Alright onto the meat of what I was hoping to dig into here, well actually first a little more of a detour. Tracking key data for your business should be extremely clear. Hopefully you’re already doing this, if you’re not already tracking month over month growth then go implement it today. If you don’t know your lifetime value or attrition rate then get on those too. But if you do have that and still are unclear how to move the needle on some goal, maybe that goal is increasing lifetime value then we’re at the right place.

An extremely old algorithm for grouping things together and fairly commonly known in stats communities is k-means. It will group things together based on their likeness into some set, thats where the k comes from, of groups. It’s also known as an unsupervised clustering method, because you simply put the data in, and let it create these groupings for you. But why or how is it useful, you know you want to influence lifetime value so you should just find what makes people increase it and move that, well… we may be able to get there with k-means.

Practicality

Most commonly when you search for k-means you’ll find some image similar to the one at the top of the post. This image graphically represents the clustering and the center of those clusters. And while visually interesting doesn’t actually tell you how to act upon it.
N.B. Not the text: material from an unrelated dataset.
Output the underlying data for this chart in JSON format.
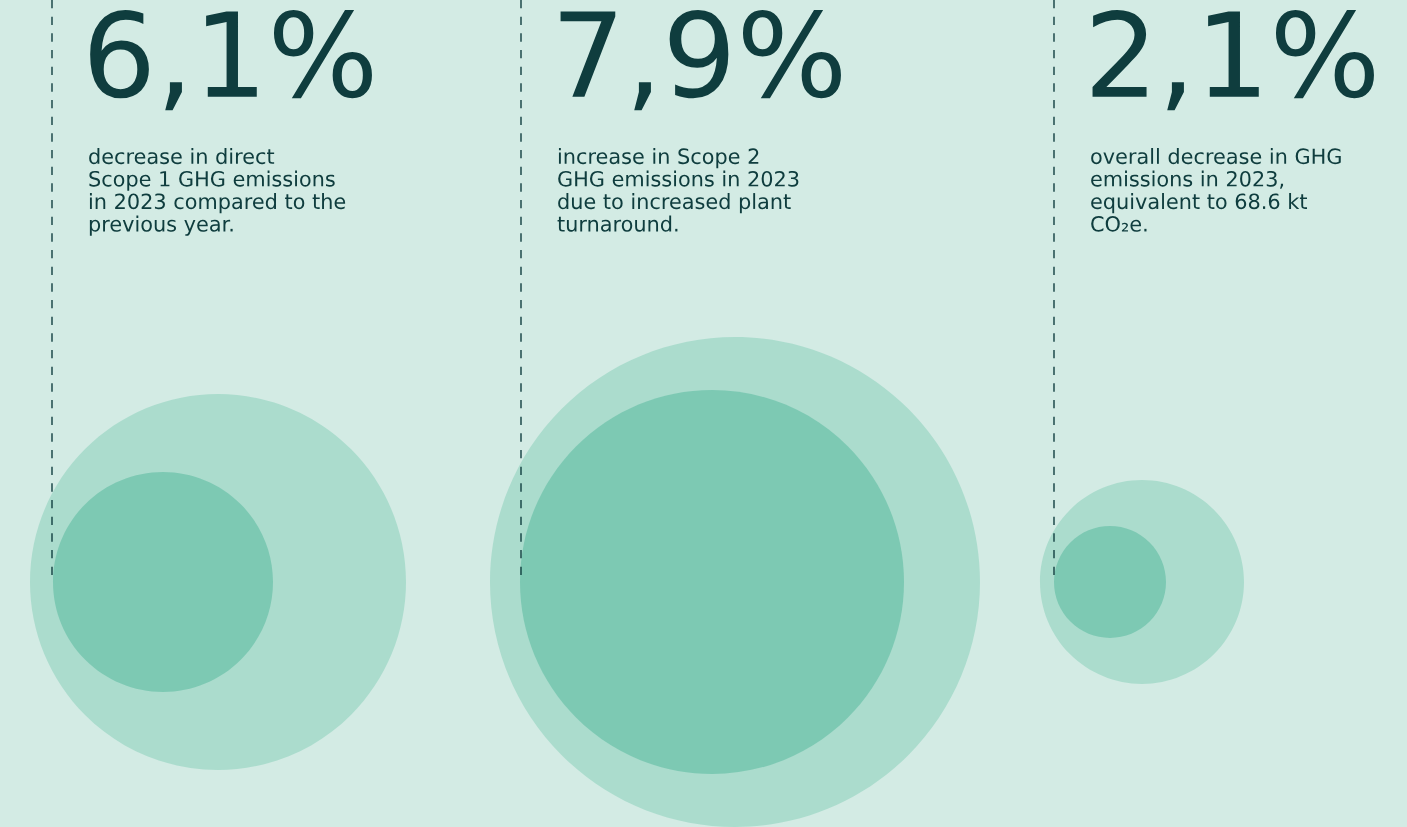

A clearer way is actually often by examing the clusters and whats common, this tells you how to actually treat that archtype differently.

In his book Data Smart John Foreman actually does a great job of laying this out in a pratical way. I’m particularly partial to his example also because it uses wine as an example. His example generates a variety of groupings, looking at the surrouding meta data its then possible to discover that:

  • Grouping 1 likes Pinot
  • Grouping 2 likes buying in bulk
  • Grouping 3 likes buying small volume
  • Grouping 4 likes bubbly

From here you can then start to get some idea of what you’d do with this. Perhaps you’d create a deal each month so that it appeals to all groups, or target them with different deals. Or maybe you’d simply not send an email to them if you didn’t have a deal that month. If course you could go more granular down into a recommendation engine to get a personalized recommendation for each customer, but for a lot of smaller apps/sites that’s simply not feasible.

So in this case the output would look less like the image at the top and more like a set of 4 groups, then a CSV of every user and which grouping they fall in. Yes, its a less sexy graph, but a much more applicable CSV or excel output.

In the end what we’ve really done is define personas or archtypes based on whats similar between customers vs. arbitrary perceptions we may come in with.

Whats next

Up next I’ll actually dig in on a real world example here. Alex over at HackDesign was kind enough to give me access to their data to create a more practical example of this. While I’m just now digging in, there should be a tangible example of this to follow.